Privé de tout contact humain, et vivant seulement de TV et d'hallucinations, Oh Dae-Su se métamorphose en être déshumanisé ne souhaitant que la vengeance.
La séquence introductive donne le las au reste du récit. Oh Dae-Su est dans un commissariat, filmé à la caméra à l'épaule dans un simili documentaire animalier. Oui, animalier, car Park Chan-Wook présente ici la bête humaine dans toute son absurde splendeur. L'animal que deviendra Oh Dae-Su sera sujet au déterminisme à une quête de vengeance qui l'emprisonne, et dû à une liberté illusoire offerte par Lee Woo-Jin.
La période de captivité du protagoniste mènera à sa perte d'humanité, devenant ainsi un personnage zoomorphe. Dés ses premiers pas à l'extérieur, il renifle et touche le premier humain rencontré. Au restaurant, il mange de la viande crue, et utilise son goût pour repérer de quel traiteur provenaient les gyozas que l'on lui donnait en "prison". Au premier contact d'un humain de sexe féminin sa libido augmente bestialement, l'empêchant de réfréner ses pulsions. Enfin, sa rage est incontrôlable. Enfin ? Enfin non, car il manque un élément essentiel, final, qui doit le faire définitivement basculer dans "l'amoralité animalière" : L'inceste.

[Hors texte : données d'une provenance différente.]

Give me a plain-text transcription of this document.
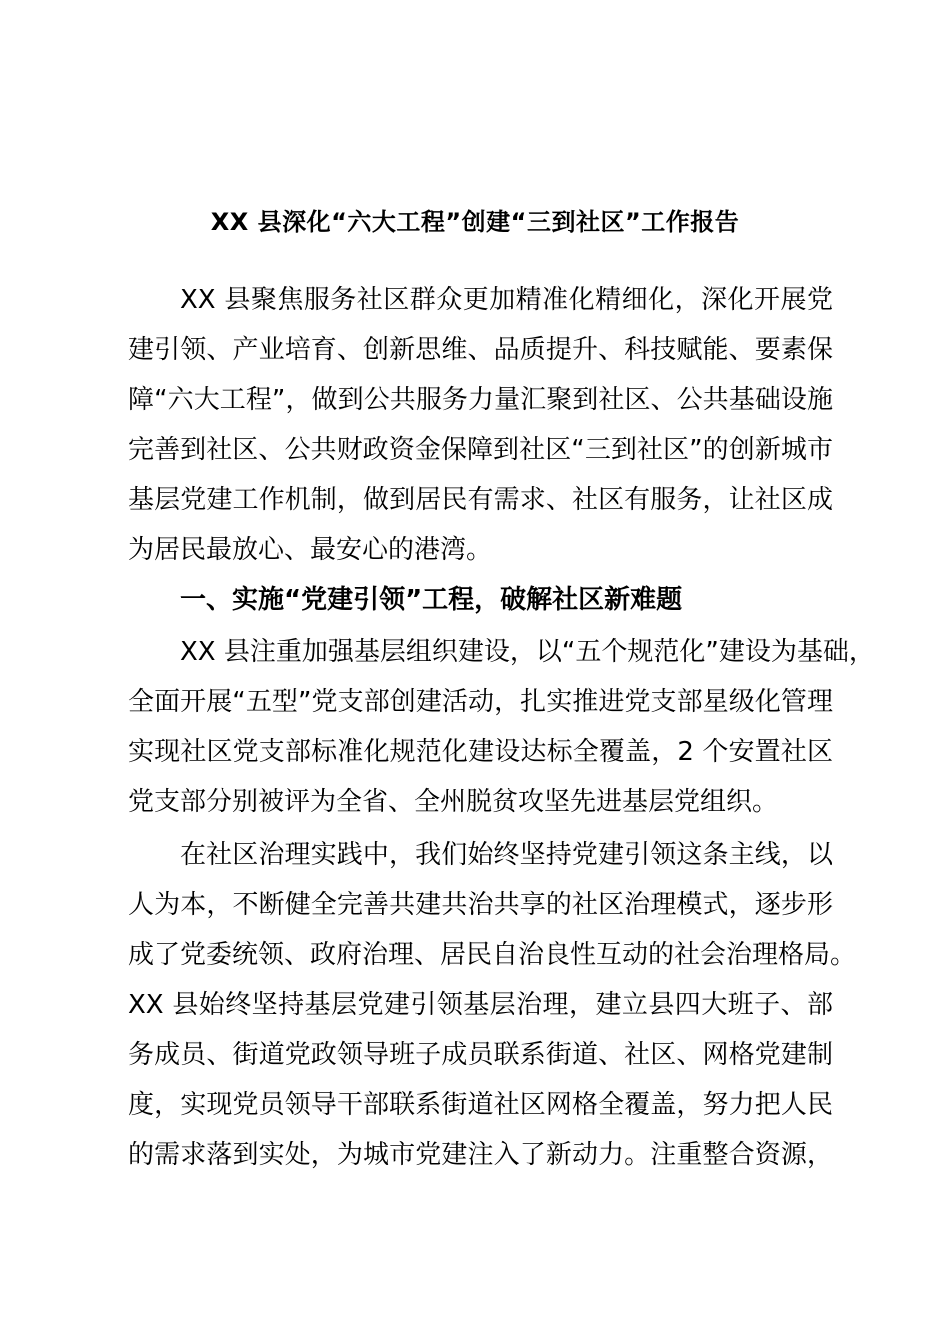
XX 县深化“六大工程”创建“三到社区”工作报告
XX 县聚焦服务社区群众更加精准化精细化，深化开展党
建引领、产业培育、创新思维、品质提升、科技赋能、要素保
障“六大工程”，做到公共服务力量汇聚到社区、公共基础设施
完善到社区、公共财政资金保障到社区“三到社区”的创新城市
基层党建工作机制，做到居民有需求、社区有服务，让社区成
为居民最放心、最安心的港湾。
一、实施“党建引领”工程，破解社区新难题
XX 县注重加强基层组织建设，以“五个规范化”建设为基础，
全面开展“五型”党支部创建活动，扎实推进党支部星级化管理
实现社区党支部标准化规范化建设达标全覆盖，2 个安置社区
党支部分别被评为全省、全州脱贫攻坚先进基层党组织。
在社区治理实践中，我们始终坚持党建引领这条主线，以
人为本，不断健全完善共建共治共享的社区治理模式，逐步形
成了党委统领、政府治理、居民自治良性互动的社会治理格局。
XX 县始终坚持基层党建引领基层治理，建立县四大班子、部
务成员、街道党政领导班子成员联系街道、社区、网格党建制
度，实现党员领导干部联系街道社区网格全覆盖，努力把人民
的需求落到实处，为城市党建注入了新动力。注重整合资源，
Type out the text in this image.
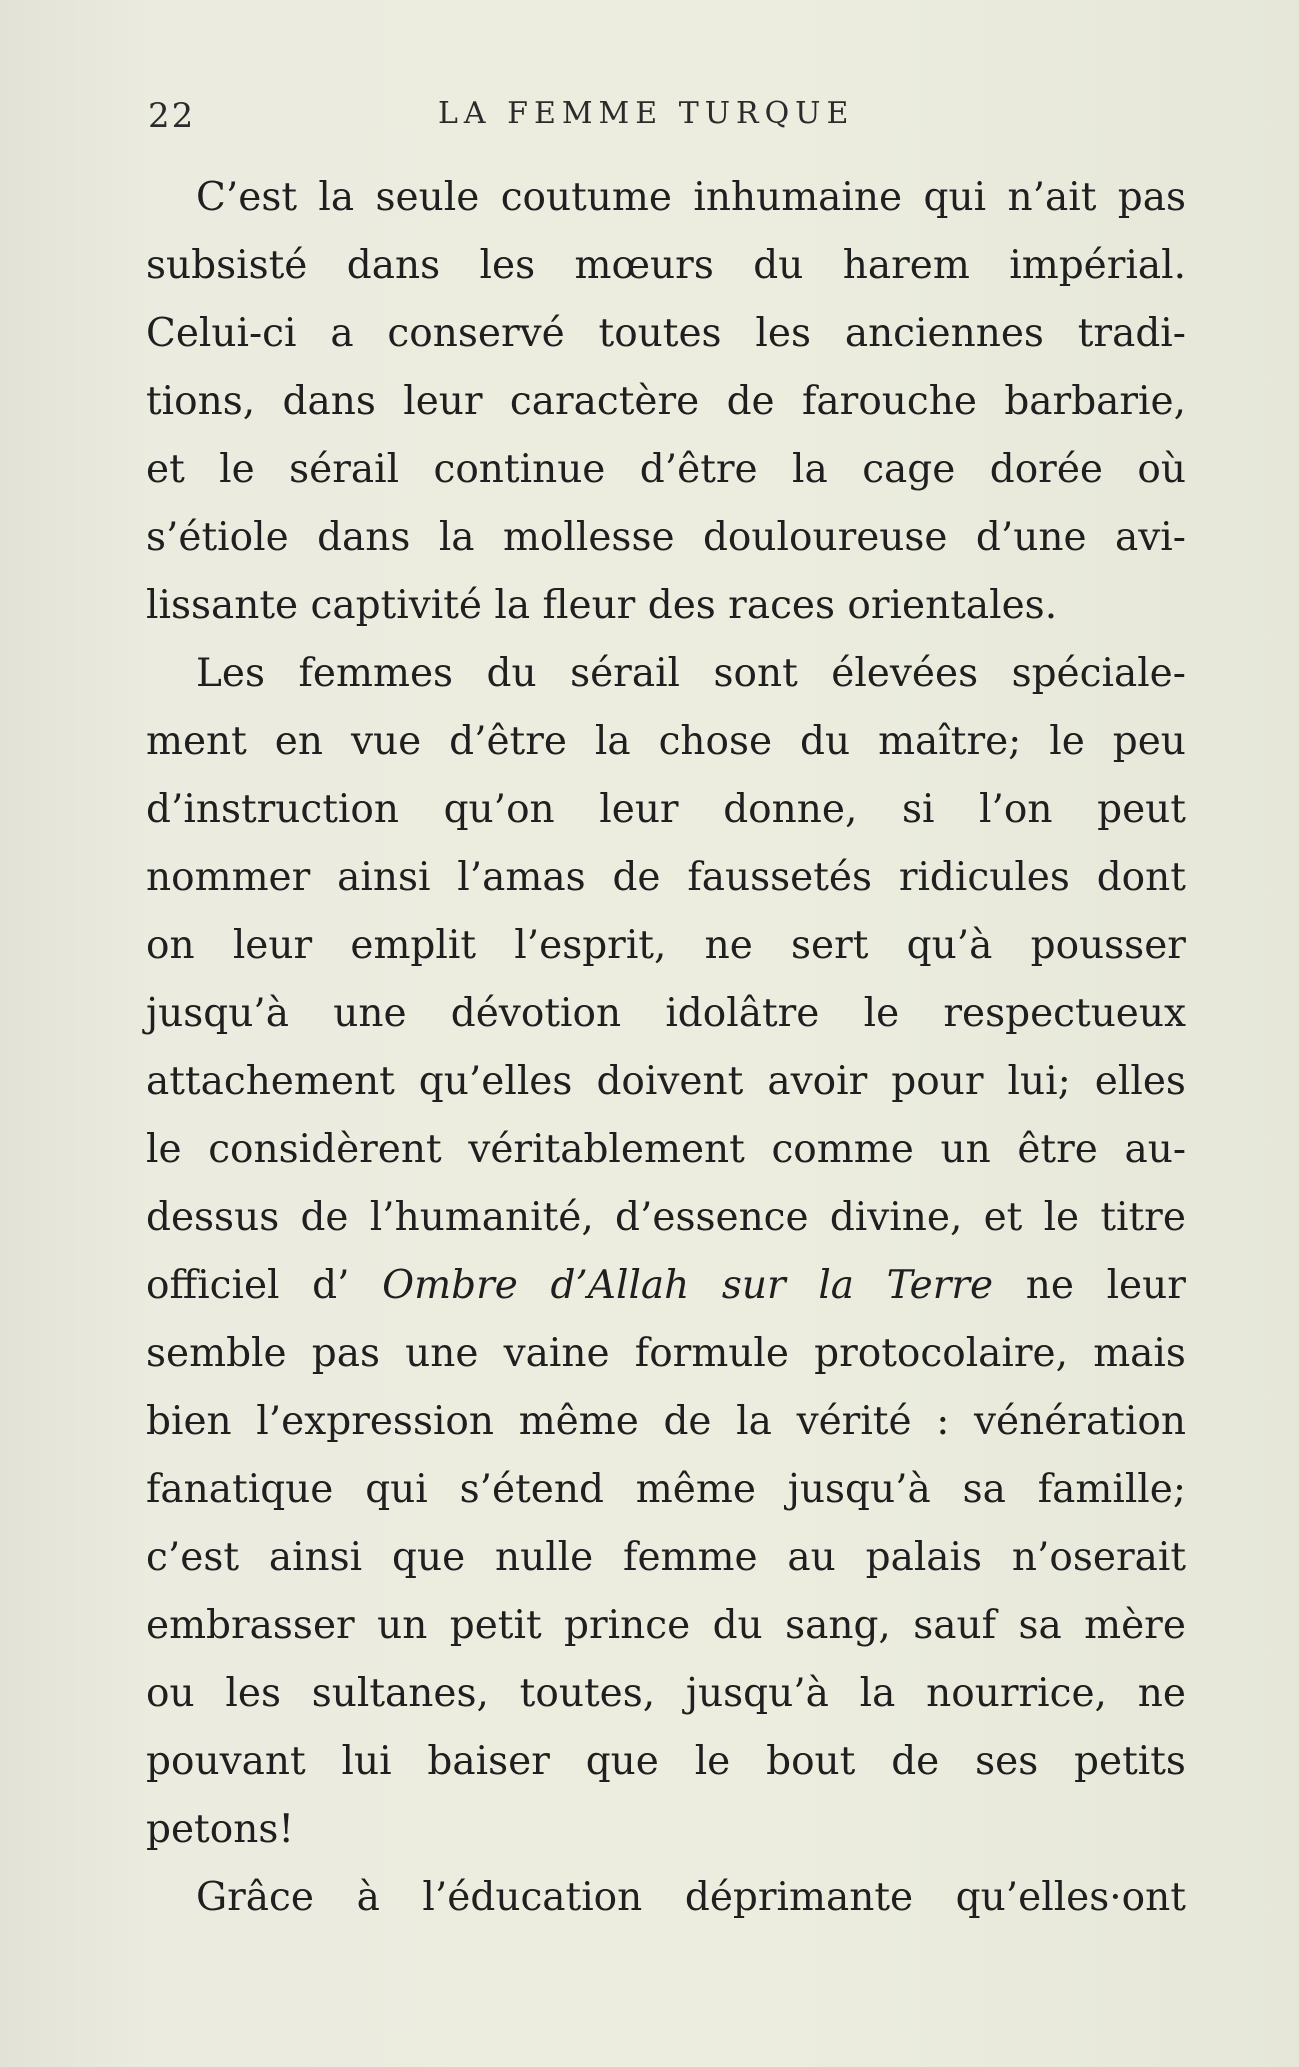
22	LA FEMME TURQUE
C’est la seule coutume inhumaine qui n’ait pas
subsisté dans les mœurs du harem impérial.
Celui-ci a conservé toutes les anciennes tradi-
tions, dans leur caractère de farouche barbarie,
et le sérail continue d’être la cage dorée où
s’étiole dans la mollesse douloureuse d’une avi-
lissante captivité la fleur des races orientales.
Les femmes du sérail sont élevées spéciale-
ment en vue d’être la chose du maître; le peu
d’instruction qu’on leur donne, si l’on peut
nommer ainsi l’amas de faussetés ridicules dont
on leur emplit l’esprit, ne sert qu’à pousser
jusqu’à une dévotion idolâtre le respectueux
attachement qu’elles doivent avoir pour lui; elles
le considèrent véritablement comme un être au-
dessus de l’humanité, d’essence divine, et le titre
officiel d’ Ombre d’Allah sur la Terre ne leur
semble pas une vaine formule protocolaire, mais
bien l’expression même de la vérité : vénération
fanatique qui s’étend même jusqu’à sa famille;
c’est ainsi que nulle femme au palais n’oserait
embrasser un petit prince du sang, sauf sa mère
ou les sultanes, toutes, jusqu’à la nourrice, ne
pouvant lui baiser que le bout de ses petits
petons!
Grâce à l’éducation déprimante qu’elles·ont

Lee Woo-Jin est celui qui mènera Oh Dae-Su sur cette voie. Dans ce jeu, il est le chasseur tandis que le protagoniste est la proie, il est le maitre, lui l'animal de compagnie. Lee Woo-Jin suit ses faits et gestes, sait tout sur lui jusqu'à anticiper ses réactions. Comme en témoigne la fin,Oh Dae-Su n'est qu'un chien qu'il a bien dressé.
Cette voie, Lee Woo-Jin la connait très bien. Lui aussi est motivé par la vengeance et faire payer l'œil curieux de son ancien compagnon en le moulant à son image. La séquence où les deux se voient dans le miroir ne laisse aucun doute sur la réussite de ce plan : Malgré la distance apparente, les deux sont identiques dans le miroir, l'un regardant le reflet de l'autre comme une seule et même personne. Ce ne sont que les deux faces d'une même pièce, que l'utilisation d'une focale longue lors des gros plans sur les deux personnages lient définitivement.
Le final choquant nous pousse, tout comme le protagoniste, à vouloir tout oublier. Face à l'abomination, Oh Dae-Su redevient l'humain minable du début. L'homme qui, lors de ses premières années de détentions, était à la recherche de la rédemption, fut évincer de celle-ci. L'ablation de cette langue qu'il n'a pas tenu ne lui offrira le pardon, le reste de ses sens condamnés à ne pas oublier. L'hypnose n'y changera rien, le cadre naturel où il se trouve laissant indiquer qu'il n'est que devenu un animal conscient de ses péchés.
Le temps est un élément fondamental du film. Emprisonné, le temps est tout d'abord lent. Une certaine claustrophobie s'installe. Des essaies expérimentales (qui reviendront au cours du film) font leurs apparitions à coup de séquences cauchemardesques incluant notamment des fourmis. Un montage cyclique se profile, Oh Dae-Su revivant les mêmes choses dans des plans identiques. Puis, le temps s'accélère, les activités se diversifient et une lueur d'espoir se trouve derrière le lit. Au final, ce temps consacré à cet espoir n'est que vain car le temps du protagoniste n'est pas celui de l'antagoniste.
Le temps est aussi handicapant pour celui qui le manipule. Le film souffre d'un rythme inconstant. Des séquences d'actions sont rapidement coupés par des séquences plus calmes, voire même trop calmes. Par exemple, l'entrée dans le bâtiment de l'antagoniste part sur un rythme intense après une séquence de tension dans l'ascenseur. Après le rapide combat, nous enchainons avec quelques plans ralentissant affreusement le long métrage. Celui-ci s'envole malgré tout dans un rythme effrénée que lors de la fameuse séquence de combat en forme de beat'em up. Le protagoniste, seul avec son marteau représentant la justice, affronte une dizaine d'adversaire dans un moment de légende.
La lourdeur du scénario, teinté de quelques touches d'humour bienvenu, voire même le film entier pourrait finalement se résumer par sa partition musicale. Celle-ci cerne à la perfection le drame qui joue, sur des notes d'un doux fatalisme.